GET http://HOST_ADDRESS:8080/APIManager/governanceScope/invokeScope/{predicates}/{capabilityId}/{methodName}/{arguments}?arg1={first-argument}&arg2={second-argument}&...
  • predicats - The predicates are specified by supplying key/value pairs that need to be present in devices meta-data. As shown in the following example multiple key/value pair can be provided, by concatenating them with "&"
    type=FM5300&location=golfcourse-1.
  • The rest of the path parameters have the same meaning as described in the previous section.

Working with uncertainty-aware GovOps APIs

GovOps supports configuring API invocations (to the underlying gateways) with uncertainty information. To configure a specific governance process with uncertainty considerations, you can do the following:

POST ... /APIManager/governanceScope/setProcessProps/{procId}
and pass the configuration parameters in body as JSON.

This should be called at the begging of each governance process and it will create a statefull configuration for the process with pocId, so that it can be reused for the subsequent requests by that process (See below how to pass the process ID).

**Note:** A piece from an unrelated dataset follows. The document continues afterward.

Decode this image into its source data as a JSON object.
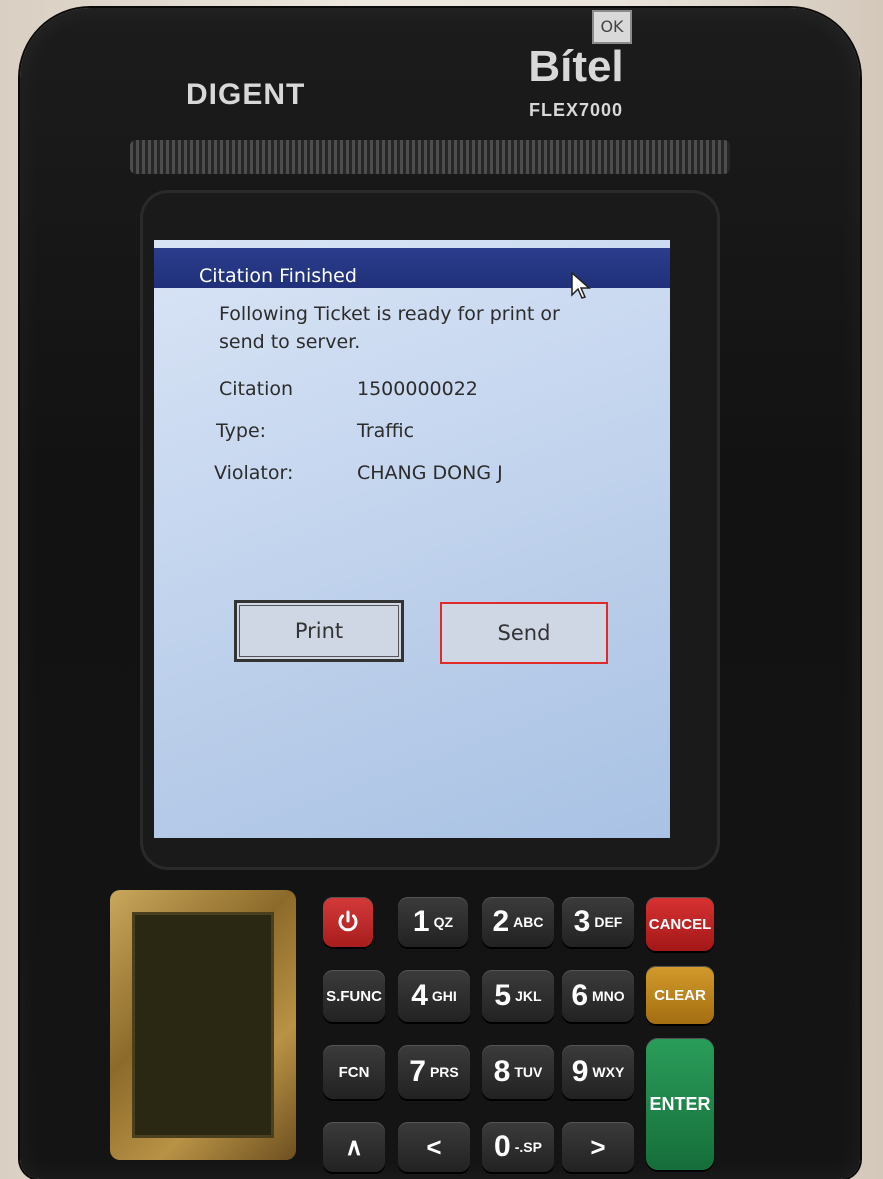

The configuration should be passed in the body as JSON and the following options are available:

casheEnabled = "false";
tolerate_fault_percentage  = "50";
volume_per_circuit = "20";
run_in_isolation = "true";
fallback = "0";
time_before_fallback = "1000";
degree_parallelism = "200";
keep_alive = "5";

If the parameter is not specified a default value will be used.

Rough governance scopes are used to support working with governance scopes under uncertainty (e.g., missing data). GovOps implements a custom algorithm to handle the data-related uncertainty. The most important configuration options are:

missing_data = "arrtName1=[?|*|-] & arrtName2=[?|*|-] [&] ..."
selection_strategy = "pessimistic|optimistic"

which should be passed for each request that needs to calculate a governance scope. For example, one can invoke

POST ... APIManager/governanceScope/invokeScope/{procId}/{query}/{capaId}/{method}
passing the above config parameters in body as JSON  e.g.,
{"missing_data":"location=*&owner=?", "selection_strategy":"optimistic"}

The procId is the aforementioned process ID and the other parameters are the same as described in the previous section.